Die Menge von Pol II, die an einem Promotor pausiert, scheint die Expressionseigenschaften zu beeinflussen. Promotoren mit hoher Besetzung von pausiertem Pol II sind unter Genen, die während der Entwicklung stark reguliert werden (Muse et al, 2007 Zeitlinger et al, 2007 Gärtner et al, 2012 ) und vermitteln eine synchronere Genexpression zwischen Zellen (Boettiger & Levine, 2009 Lagha et al, 2013). Ohne eine rechtzeitige Genaktivierung können koordinierte zelluläre Verhaltensweisen wie die Gastrulation möglicherweise nicht richtig ablaufen (Lagha et al, 2013). TATA-Promotoren hingegen sind oft mit einer höheren Expressionsvariabilität verbunden (Raser & O'Shea, 2004 Blake et al, 2006 Tirosh et al, 2006 Lehner, 2010 Hornung et al, 2012 Li & Gilmour, 2013 Sigalova et al, 2020). Die Expressionseigenschaften von TATA-Promotoren in sich entwickelnden Embryonen sind jedoch weniger verstanden.
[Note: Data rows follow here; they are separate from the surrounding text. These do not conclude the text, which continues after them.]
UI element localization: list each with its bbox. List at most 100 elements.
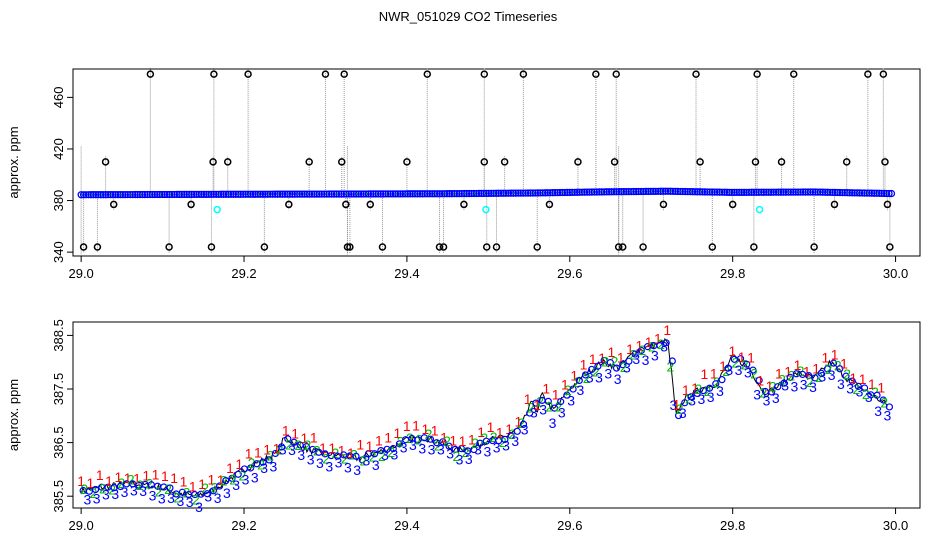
data-point xyxy=(411,190,419,198)
data-point xyxy=(85,487,93,495)
data-point xyxy=(865,189,874,197)
marker-label: 3 xyxy=(530,404,538,420)
data-point xyxy=(381,190,390,198)
outlier-point xyxy=(750,243,758,251)
data-point xyxy=(141,190,149,199)
data-point xyxy=(224,190,233,198)
data-point xyxy=(278,443,286,451)
marker-label: 3 xyxy=(288,442,296,458)
marker-label: 1 xyxy=(691,380,699,396)
data-point xyxy=(337,190,346,198)
data-point xyxy=(738,188,746,197)
data-point xyxy=(637,346,645,355)
marker-label: 1 xyxy=(868,376,876,392)
outlier-point xyxy=(692,70,700,78)
data-point xyxy=(367,190,375,198)
data-point xyxy=(116,190,125,199)
marker-label: 2 xyxy=(825,361,833,377)
data-point xyxy=(178,190,186,199)
data-point xyxy=(514,189,522,197)
data-point xyxy=(750,188,758,196)
data-point xyxy=(227,190,235,198)
marker-label: 1 xyxy=(775,365,783,381)
y-axis-title: approx. ppm xyxy=(6,379,21,451)
data-point xyxy=(325,190,333,198)
outlier-point xyxy=(614,243,623,251)
marker-label: 2 xyxy=(164,481,172,497)
marker-label: 1 xyxy=(394,425,402,441)
data-point xyxy=(747,188,756,196)
marker-label: 1 xyxy=(245,445,253,461)
top-panel: 29.0 29.2 29.4 29.6 29.8 30.0 340 380 420 460 appr… xyxy=(6,68,921,281)
data-point xyxy=(151,190,159,199)
marker-label: 3 xyxy=(604,366,612,382)
data-point xyxy=(843,189,851,197)
marker-label: 3 xyxy=(781,378,789,394)
marker-label: 3 xyxy=(372,457,380,473)
outlier-point xyxy=(93,243,102,251)
marker-label: 3 xyxy=(130,483,138,499)
marker-label: 1 xyxy=(635,338,643,354)
marker-label: 2 xyxy=(862,386,870,402)
marker-label: 3 xyxy=(167,490,175,506)
marker-label: 1 xyxy=(235,456,243,472)
data-point xyxy=(681,187,689,196)
data-point xyxy=(699,387,707,395)
marker-label: 2 xyxy=(480,430,488,446)
marker-label: 2 xyxy=(759,384,767,400)
data-point xyxy=(470,445,478,454)
data-point xyxy=(575,376,583,385)
marker-label: 1 xyxy=(803,363,811,379)
marker-label: 3 xyxy=(660,339,668,355)
data-point xyxy=(266,190,274,198)
data-point xyxy=(666,187,675,195)
marker-label: 1 xyxy=(412,418,420,434)
data-point xyxy=(160,190,169,199)
data-point xyxy=(296,190,304,198)
data-point xyxy=(612,188,621,196)
marker-label: 3 xyxy=(223,485,231,501)
data-point xyxy=(669,187,677,196)
data-point xyxy=(195,190,203,199)
marker-label: 3 xyxy=(418,440,426,456)
data-point xyxy=(804,188,812,196)
marker-label: 2 xyxy=(536,394,544,410)
marker-label: 1 xyxy=(338,442,346,458)
y-tick-label: 387.5 xyxy=(51,373,66,406)
marker-label: 2 xyxy=(676,401,684,417)
marker-label: 1 xyxy=(142,468,150,484)
x-tick-label: 30.0 xyxy=(883,266,908,281)
data-point xyxy=(502,189,510,197)
marker-label: 3 xyxy=(381,447,389,463)
marker-label: 1 xyxy=(505,421,513,437)
data-point xyxy=(443,190,451,198)
marker-label: 2 xyxy=(769,378,777,394)
marker-label: 1 xyxy=(291,425,299,441)
outlier-point xyxy=(338,158,346,166)
marker-label: 2 xyxy=(387,444,395,460)
marker-label: 1 xyxy=(589,351,597,367)
marker-label: 2 xyxy=(787,367,795,383)
data-point xyxy=(79,191,88,199)
data-point xyxy=(787,188,795,196)
marker-label: 1 xyxy=(366,438,374,454)
data-point xyxy=(817,369,825,377)
flagged-point xyxy=(482,205,490,214)
data-point xyxy=(136,190,144,199)
outlier-point xyxy=(618,243,627,251)
data-point xyxy=(439,438,447,446)
data-point xyxy=(416,190,424,198)
y-tick-label: 386.5 xyxy=(51,426,66,459)
data-point xyxy=(786,373,794,381)
outlier-point xyxy=(881,158,889,166)
marker-label: 2 xyxy=(452,448,460,464)
marker-label: 2 xyxy=(592,363,600,379)
data-point xyxy=(590,188,599,196)
outlier-point xyxy=(492,243,501,251)
data-point xyxy=(548,189,557,197)
data-point xyxy=(501,435,509,444)
data-point xyxy=(298,190,306,198)
marker-label: 2 xyxy=(797,363,805,379)
data-point xyxy=(674,411,683,420)
marker-label: 3 xyxy=(800,376,808,392)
Bei Metazoen sind Gene mit TATA-Elementen besonders unter Effektorgenen angereichert, den Genen, die für die Struktur und Funktion von differenzierten Geweben verantwortlich sind (Schug et al, 2005 Carninci et al, 2006 FitzGerald et al, 2006 Engström et al, 2007 Lenhard et al, 2012 FANTOM-Konsortium et al, 2014). Effektorgene werden hauptsächlich in späteren Stadien der Embryogenese exprimiert, wenn Zellen beginnen, sich in morphologisch verschiedene Gewebe zu differenzieren (Erwin & Davidson, 2009). Diese Stadien sind typischerweise nicht gut untersucht, und daher ist nicht klar, ob TATA-Promotoren Effektorgenen unterschiedliche Expressionseigenschaften verleihen.
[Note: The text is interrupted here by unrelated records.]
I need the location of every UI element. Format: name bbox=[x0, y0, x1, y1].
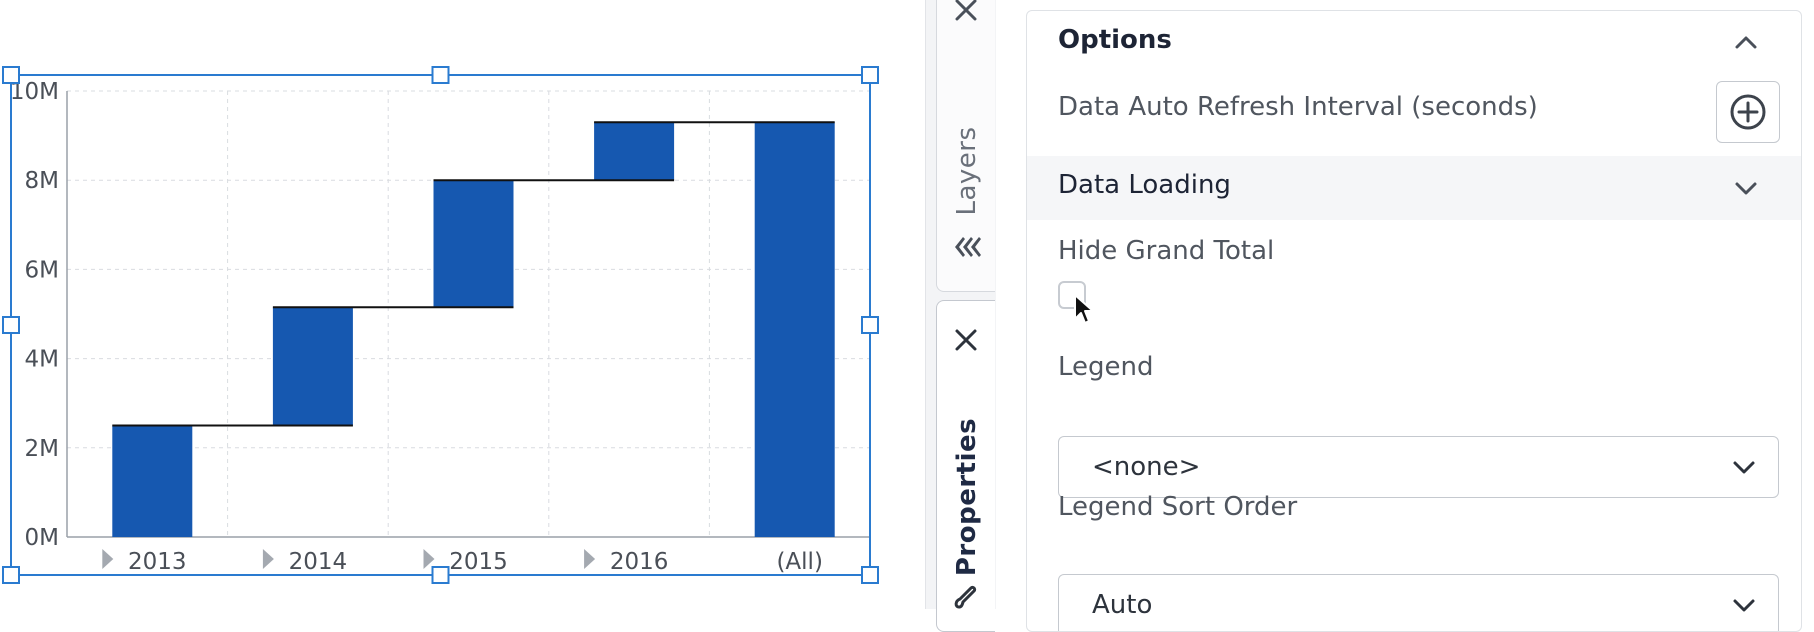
chart-area[interactable]: 0M 2M 4M 6M 8M 10M 2013 2014 2015 2016 (All) bbox=[0, 0, 900, 609]
x-tick-label: 2014 bbox=[289, 549, 348, 575]
chart-bars bbox=[112, 122, 835, 537]
close-layers-icon[interactable] bbox=[951, 0, 981, 25]
selection-frame[interactable] bbox=[2, 66, 879, 584]
legend-label: Legend bbox=[1058, 352, 1154, 382]
paint-brush-icon bbox=[954, 585, 977, 609]
tab-properties[interactable]: Properties bbox=[936, 300, 995, 632]
resize-handle[interactable] bbox=[861, 66, 879, 84]
expand-triangle-icon bbox=[102, 549, 114, 569]
resize-handle[interactable] bbox=[431, 566, 450, 584]
resize-handle[interactable] bbox=[431, 66, 450, 84]
chart-connectors bbox=[112, 121, 835, 427]
data-loading-title: Data Loading bbox=[1058, 170, 1231, 200]
legend-sort-order-label: Legend Sort Order bbox=[1058, 492, 1298, 522]
legend-select[interactable]: <none> bbox=[1058, 436, 1779, 498]
side-tab-strip: Layers Properties bbox=[925, 0, 996, 632]
resize-handle[interactable] bbox=[2, 566, 20, 584]
y-tick-label: 0M bbox=[25, 525, 59, 551]
tab-layers[interactable]: Layers bbox=[936, 0, 995, 292]
refresh-interval-label: Data Auto Refresh Interval (seconds) bbox=[1058, 92, 1538, 122]
layers-icon bbox=[955, 237, 981, 257]
chevron-down-icon bbox=[1733, 599, 1755, 612]
data-loading-section[interactable]: Data Loading bbox=[1027, 156, 1801, 220]
chevron-up-icon[interactable] bbox=[1732, 29, 1760, 57]
legend-sort-select-value: Auto bbox=[1092, 590, 1153, 620]
x-tick-label: (All) bbox=[776, 549, 822, 575]
x-tick-label: 2013 bbox=[128, 549, 187, 575]
expand-triangle-icon bbox=[423, 549, 435, 569]
resize-handle[interactable] bbox=[861, 316, 879, 334]
bar-2013 bbox=[112, 425, 193, 537]
resize-handle[interactable] bbox=[2, 316, 20, 334]
expand-triangle-icon bbox=[262, 549, 274, 569]
hide-grand-total-label: Hide Grand Total bbox=[1058, 236, 1275, 266]
bar-(All) bbox=[754, 122, 835, 537]
legend-sort-order-select[interactable]: Auto bbox=[1058, 574, 1779, 631]
bar-2015 bbox=[433, 180, 514, 308]
chart-axes bbox=[66, 91, 870, 538]
properties-tab-label: Properties bbox=[952, 417, 982, 577]
resize-handle[interactable] bbox=[861, 566, 879, 584]
y-tick-label: 6M bbox=[25, 257, 59, 283]
options-section-title[interactable]: Options bbox=[1058, 25, 1172, 55]
layers-tab-label: Layers bbox=[952, 126, 982, 216]
chevron-down-icon[interactable] bbox=[1732, 174, 1760, 202]
properties-panel: Options Data Auto Refresh Interval (seco… bbox=[1026, 10, 1802, 632]
y-tick-label: 4M bbox=[25, 347, 59, 373]
chevron-down-icon bbox=[1733, 461, 1755, 474]
y-tick-label: 8M bbox=[25, 168, 59, 194]
expand-triangle-icon bbox=[584, 549, 596, 569]
plus-circle-icon bbox=[1730, 94, 1766, 130]
add-refresh-interval-button[interactable] bbox=[1716, 81, 1780, 143]
legend-select-value: <none> bbox=[1092, 452, 1201, 482]
mouse-cursor-icon bbox=[1074, 294, 1094, 324]
bar-2016 bbox=[594, 122, 675, 181]
y-tick-label: 2M bbox=[25, 436, 59, 462]
close-properties-icon[interactable] bbox=[951, 325, 981, 355]
x-tick-label: 2016 bbox=[610, 549, 669, 575]
resize-handle[interactable] bbox=[2, 66, 20, 84]
bar-2014 bbox=[272, 307, 353, 426]
x-tick-label: 2015 bbox=[449, 549, 508, 575]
Hier haben wir systematisch die Beziehung zwischen Promotortypen und Genexpression in differenzierten Geweben der späten Drosophila Embryo, in dem sowohl TATA- als auch pausierte Promotoren aktiv sind. Wir kartierten die Genexpressionsprogramme aller Zelltypen mittels Einzelzell-RNA-seq (scRNA-seq) und bestimmten die Besetzung von Pol II gewebespezifisch. Unsere Analyse ergab große Unterschiede in der Pol II-Pausierung zwischen den Promotoren von Effektorgenen und zeigte, dass TATA-Promotoren unter den Effektorgenen mit minimaler Pol II-Pausierung stark angereichert sind. Bemerkenswerterweise zeigte scRNA-seq, dass TATA-Gene eine höhere Expressionsvariabilität, aber eine niedrigere Hintergrundexpression aufweisen als pausierte Promotoren und dass diese Eigenschaft mit einer geringeren Zugänglichkeit des Chromatins korreliert. Wir schlagen vor, dass verschiedene Promotortypen für unterschiedliche Expressionseigenschaften optimal sind und diskutieren die Mechanismen, durch die diese Unterschiede in der Promotorfunktion auftreten.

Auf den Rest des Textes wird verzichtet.